Deux defis de la Direction Generale

FPI : les deux défis du Directeur Général Patrice Kitebi !

D’une part, le recouvrement des impayés évalués à plus de 260 millions USD et l’accroissement des ressources disponibles pour la poursuite du financement, et d’autre part, la modernisation des instruments de gestion de l’institution afin de la hisser aux standards des autres institutions de financement du développement. Voilà les deux défis du nouveau Directeur Général, Patrice Kitebi pour l’année 2017. Cet ancien Ministre délégué aux Finances reprend le Fonds de Promotion de l’Industrie (FPI) dans un état extrêmement catastrophique.

A l’heure de la prise en mains du FPI, le nouveau DG, Patrice Kitebi, s’attèle à dresser un état des lieux en vue d’explorer des moyens de faire participer cet établissement public à l’effort national d’industrialisation. Pour son premier contact avec le personnel, il a choisi de jouer la carte de la transparence.

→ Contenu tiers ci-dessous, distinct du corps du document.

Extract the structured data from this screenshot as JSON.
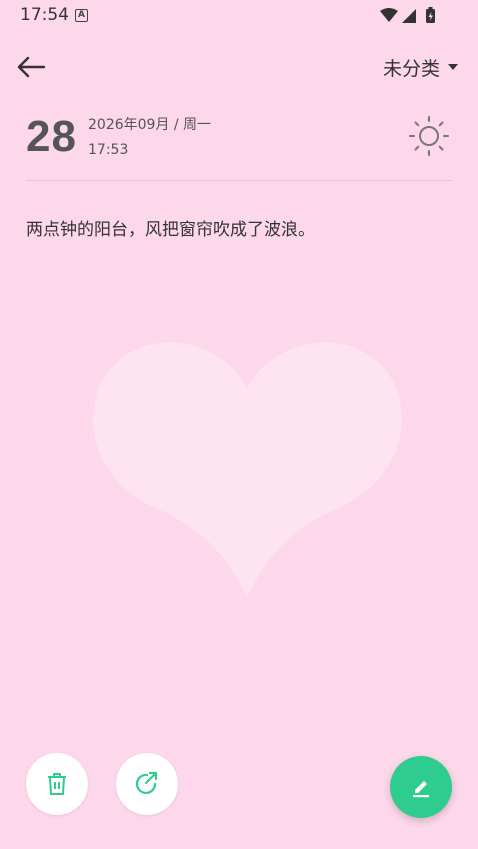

260 millions USD à recouvrer

Entre sa trésorerie particulièrement serrée et les créances à recouvrer, le FPI doit aujourd’hui jouer sa survie. Selon les données arrêtées au 30 septembre 2016, le portefeuille-prêts du FPI se chiffre à 325.810.287.404,89 CDF, soit l’équivalent de 260.648.230 USD. Ce montant prend en compte l’encours-prêts en force ainsi que les impayés portant sur le principal, les intérêts financiers,les intérêts de retard et autres frais.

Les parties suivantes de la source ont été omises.